Orthographic vs Perspective
Up until now I’ve had the game camera set up as an orthographic projection. Which gives a similar style to an isometric game but in 3D. I went for this initially because I wanted it to be reminiscent of games like Age Of Empires and RCT. It wasn’t until I started working on the construction tools that I realised how it was becoming difficult to visually understand the terrain and where to place objects. It really doesnt work all that well. Because orthographic cameras have a fixed depth you essentially lose some important information regarding the position and shape of the 3D objects. It makes them slightly harder to understand and also makes it difficult to judge distances in the game world. Games like Monument Valley take advantage of this to create optical illusions and interesting puzzles. For this game though, I don’t want illusions, the most important thing is that the player can understand quickly what is happening in the game.
A slight problem with using perspective camera is that the method for grass rendering I was using did not work as well. As I was using shell rendering It only looks decent when looking downward on the world, with a perspective camera it just didn’t work. Rendering the grass that way was quite costly anyhow, so I had no problem removing it.

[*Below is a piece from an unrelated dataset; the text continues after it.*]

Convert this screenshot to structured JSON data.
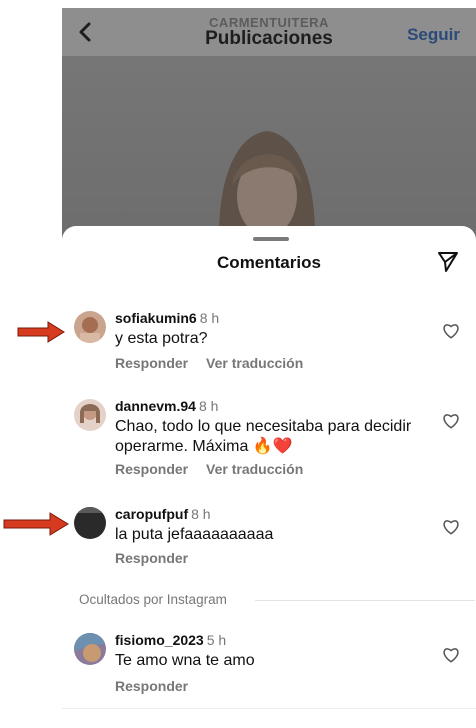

I put a little time into getting a working visible day and night cycle. In free floating camera mode you can see the sun in the sky at the correct position. The sky itself now changes color according to the time of day, so for example it will turn orange near sunset. At night the distance fog is changed to give some atmosphere. At night time the focal point of the camera emits light, this makes it so you can still see the surrounding area as well as giving an eerie atmosphere.
I wrote last update about screen space ambient occlusion and how the performance hit was too large to justify the effect. I’ve been playing around with some other methods with some success. I can’t bake occlusion into the mesh because the terrain itself is actually just a displacement map. What I thought of doing however is to calculate the AO by sampling the adjacent pixels from within the displace map for each vertex. You can see the results in the day/night pictures above.
A bit of time was put into the ECS which will manage all the world objects. I put together a placeholder tree model and spawned 10,000 of them around the map. The viewing distance for the trees is not to great in floating camera mode but in normal construction mode It works fine.